This was originally published in December 15, 2007 Armenian Reporter.
by Emil Sanamyan
Azerbaijan accused of obstructing the confidence-building measure
WASHINGTON – International diplomats have stopped their regular monitoring of the cease-fire in Karabakh, after Azerbaijan refused to issue routine permission, it has emerged in recent weeks. Ambassador Andrzej Kasprzyk, a Polish diplomat who heads the monitoring effort on behalf of the Organization for Security and Cooperation in Europe (OSCE), confirmed that “no monitoring on the Line of Contact (LOC) has taken
place” since last summer.
In an e-mail response to the Armenian Reporter on December 13, Ambassador Kasprzyk said that “in summer 2007, the Azerbaijani [Foreign Ministry] objected to the OSCE receiving official written correspondence from the NK [Nagorno Karabakh] authorities. “Since our monitoring on the LOC require security guarantees from both sides in written form, and the NK authorities insist on official correspondence as was the case until now,” the effort has been suspended, said the diplomat.
The cease-fire has held in Karabakh since May 1994. Amb. Kasprzyk and his staff have been in charge of its monitoring since July 1996.
Cease-fire threatened?
The Economist first reported on November 28 that the regular monthly or fortnightly visits have stopped “after a diplomatic dispute.” The last such visit was reported by Nagorno Karabakh’s Foreign Ministry to have taken place on July 10 of this year and in two-week intervals in preceding months.
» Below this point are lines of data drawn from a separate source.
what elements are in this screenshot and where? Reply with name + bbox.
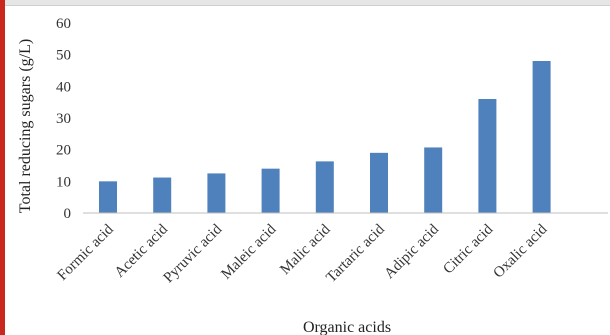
header-strip: [5, 0, 610, 6]
x-tick-label: Tartaric acid: [323, 221, 388, 286]
x-tick-label: Maleic acid: [218, 221, 279, 282]
y-tick-label: 0: [64, 206, 72, 222]
bar-pyruvic-acid: [207, 173, 226, 213]
bar-oxalic-acid: [532, 61, 551, 213]
y-tick-label: 40: [56, 79, 71, 95]
y-axis-ticks: 0 10 20 30 40 50 60: [56, 16, 71, 222]
bar-malic-acid: [315, 161, 334, 213]
bar-adipic-acid: [424, 147, 443, 213]
x-tick-label: Pyruvic acid: [161, 221, 226, 286]
y-tick-label: 50: [56, 48, 71, 64]
bar-citric-acid: [478, 99, 497, 213]
x-tick-label: Oxalic acid: [491, 221, 551, 281]
bars: [99, 61, 551, 213]
x-tick-label: Formic acid: [55, 221, 118, 284]
x-axis-title: Organic acids: [303, 319, 391, 335]
y-tick-label: 10: [56, 174, 71, 190]
bar-acetic-acid: [153, 177, 172, 213]
page-left-border: [0, 0, 5, 335]
x-tick-label: Malic acid: [277, 221, 334, 278]
y-tick-label: 30: [56, 111, 71, 127]
bar-maleic-acid: [261, 168, 280, 213]
y-axis-title: Total reducing sugars (g/L): [17, 39, 34, 213]
bar-formic-acid: [99, 181, 117, 213]
bar-tartaric-acid: [370, 152, 388, 213]
x-tick-label: Citric acid: [440, 221, 496, 277]
y-tick-label: 60: [56, 16, 71, 32]
x-tick-label: Adipic acid: [382, 221, 443, 282]
y-tick-label: 20: [56, 143, 71, 159]
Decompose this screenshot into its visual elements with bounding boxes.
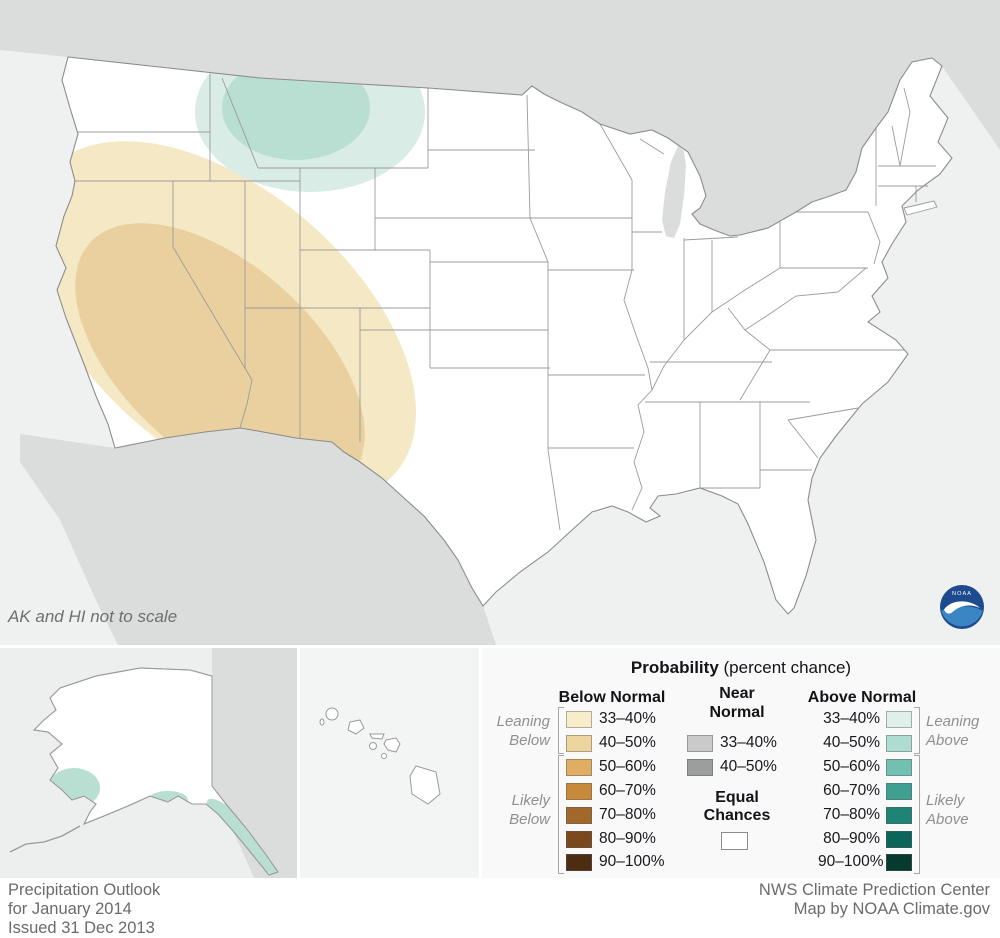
- near-row-1: 33–40%: [687, 733, 777, 753]
- footer-issued: Issued 31 Dec 2013: [8, 919, 155, 937]
- above-normal-header: Above Normal: [807, 689, 917, 706]
- above-swatch-7: [886, 853, 912, 871]
- near-row-2: 40–50%: [687, 757, 777, 777]
- legend-title-bold: Probability: [630, 658, 719, 677]
- above-swatch-1: [886, 710, 912, 728]
- hawaiian-islands: [319, 707, 441, 805]
- canada-landmass: [0, 0, 1000, 236]
- below-swatch-6: [566, 830, 592, 848]
- scale-note: AK and HI not to scale: [8, 607, 178, 626]
- above-likely-bracket: [914, 755, 920, 874]
- equal-chances-swatch: [721, 832, 748, 850]
- below-row-4: 60–70%: [566, 781, 656, 801]
- below-row-7: 90–100%: [566, 852, 665, 872]
- above-row-5: 70–80%: [818, 805, 912, 825]
- leaning-above-label: Leaning Above: [926, 713, 980, 749]
- island-lanai: [369, 742, 377, 750]
- footer-left: Precipitation Outlook for January 2014 I…: [8, 881, 160, 938]
- noaa-logo-bird: [944, 601, 980, 614]
- island-kahoolawe: [381, 753, 387, 759]
- above-leaning-bracket: [914, 707, 920, 754]
- below-normal-header: Below Normal: [558, 689, 666, 706]
- island-oahu: [347, 719, 365, 735]
- near-swatch-1: [687, 734, 713, 752]
- hawaii-map: [319, 707, 441, 805]
- below-row-5: 70–80%: [566, 805, 656, 825]
- alaska-map: [9, 648, 297, 878]
- state-borders: [75, 74, 936, 531]
- likely-below-label: Likely Below: [509, 792, 550, 828]
- below-normal-region-inner: [75, 223, 365, 497]
- footer-period: for January 2014: [8, 900, 132, 918]
- island-molokai: [369, 733, 385, 740]
- above-swatch-5: [886, 806, 912, 824]
- below-swatch-4: [566, 782, 592, 800]
- island-hawaii: [409, 765, 441, 805]
- legend-title: Probability (percent chance): [482, 658, 1000, 678]
- above-row-6: 80–90%: [818, 829, 912, 849]
- footer-source: NWS Climate Prediction Center: [758, 881, 990, 899]
- alaska-above-normal-panhandle: [206, 798, 278, 875]
- below-row-2: 40–50%: [566, 733, 656, 753]
- noaa-logo: NOAA: [940, 585, 984, 629]
- near-normal-header: Near Normal: [709, 685, 765, 721]
- below-swatch-5: [566, 806, 592, 824]
- island-niihau: [319, 718, 325, 726]
- hawaii-inset: [300, 648, 479, 878]
- equal-chances-label: Equal Chances: [703, 789, 771, 824]
- below-row-3: 50–60%: [566, 757, 656, 777]
- above-swatch-2: [886, 734, 912, 752]
- mexico-landmass: [20, 428, 496, 645]
- below-swatch-3: [566, 758, 592, 776]
- leaning-below-label: Leaning Below: [496, 713, 550, 749]
- alaska-inset: [0, 648, 297, 878]
- above-row-3: 50–60%: [818, 757, 912, 777]
- below-row-6: 80–90%: [566, 829, 656, 849]
- footer-title: Precipitation Outlook: [8, 881, 161, 899]
- above-row-4: 60–70%: [818, 781, 912, 801]
- island-kauai: [325, 707, 339, 721]
- conus-map: [0, 0, 1000, 645]
- lake-michigan: [662, 146, 686, 238]
- conus-map-area: AK and HI not to scale NOAA: [0, 0, 1000, 645]
- likely-above-label: Likely Above: [926, 792, 969, 828]
- near-swatch-2: [687, 758, 713, 776]
- above-swatch-3: [886, 758, 912, 776]
- above-swatch-6: [886, 830, 912, 848]
- below-leaning-bracket: [558, 707, 564, 754]
- noaa-logo-text: NOAA: [952, 591, 972, 597]
- below-row-1: 33–40%: [566, 709, 656, 729]
- footer-right: NWS Climate Prediction Center Map by NOA…: [759, 881, 990, 919]
- below-swatch-7: [566, 853, 592, 871]
- below-swatch-1: [566, 710, 592, 728]
- above-row-1: 33–40%: [818, 709, 912, 729]
- above-row-7: 90–100%: [818, 852, 912, 872]
- alaska-above-normal-southcoast: [148, 791, 188, 809]
- legend-title-rest: (percent chance): [718, 658, 852, 677]
- island-maui: [383, 737, 401, 753]
- below-swatch-2: [566, 734, 592, 752]
- aleutian-islands: [9, 825, 81, 853]
- above-row-2: 40–50%: [818, 733, 912, 753]
- long-island: [903, 200, 938, 216]
- probability-legend: Probability (percent chance) Below Norma…: [482, 648, 1000, 878]
- footer-credit: Map by NOAA Climate.gov: [793, 900, 990, 918]
- above-swatch-4: [886, 782, 912, 800]
- below-likely-bracket: [558, 755, 564, 874]
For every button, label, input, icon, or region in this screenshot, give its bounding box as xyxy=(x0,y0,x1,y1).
Incidentally, the Azerbaijani démarche, which is part of its overall policy to exclude NKR from the peace process, coincided with the presidential election in Nagorno Karabakh and subsequent personnel changes in the NKR government.
During the OSCE ministerial meeting in Madrid on November 29, diplomats from France, Russia, and the United States who co-lead mediation in the Karabakh peace process issued a statement that said, “the parties have been asked not to obstruct the resumption of OSCE monitoring on the Line of Contact.”
While the co-chairs, as is their custom, did not blame either party for the suspension, Foreign Minister Vartan Oskanian of Armenia, also speaking in Madrid, noted that it is “Azerbaijan’s willful obstruction of international envoys entrusted with monitoring the conflict and the region [that] is threatening to upset the fine balance that we have sustained.”
While at least one serious skirmish was reported since the suspension of the monitoring, similar incidents have occurred in the past as well. During the more than 13 years of the cease-fire, several hundred soldiers are believed to have been killed on each side in ceasefire violations. (Editor’s note: An article in last week’s Reporter incorrectly estimated that total such deaths since the 1994 cease-fire have surpassed 4,000. We regret that error.)
“The general situation on the LOC remains relatively calm and stable,” said Amb. Kasprzyk, “although cease-fire violations continue and casualties have been reported on both sides, several on each side so far this year.” He expressed regret that “so far it has not been possible to remove the obstacles for the monitoring which might have saved peoples’ lives.”
Sides return captured civilians
In a positive development this week, a Karabakh Armenian civilian who was captured and held in Azerbaijan for eight months was finally released, news agencies reported.
Two Azerbaijani civilians captured in Karabakh and Armenia’s Tavush province, in August and November respectively, were turned over to Azerbaijan in an exchange organized by the International Committee of the Red Cross.
The Azerbaijani government previously claimed that Valeri Suleimanian, 49, who together with his wife and children lives in Martuni, did not want to be repatriated. That claim came months after three Azerbaijani soldiers defected to the Armenian side. While two of them were since returned and subsequently imprisoned on “treason” charges in Azerbaijan, one applied for political asylum and remains in Yerevan.
Mr. Suleimanian’s release became possible after Azerbaijan captured a 23-year-old Armenian army conscript, Hambartsum Asatrian, last August. Azerbaijani officials now claim that Mr. Asatrian does not want to return to Armenia.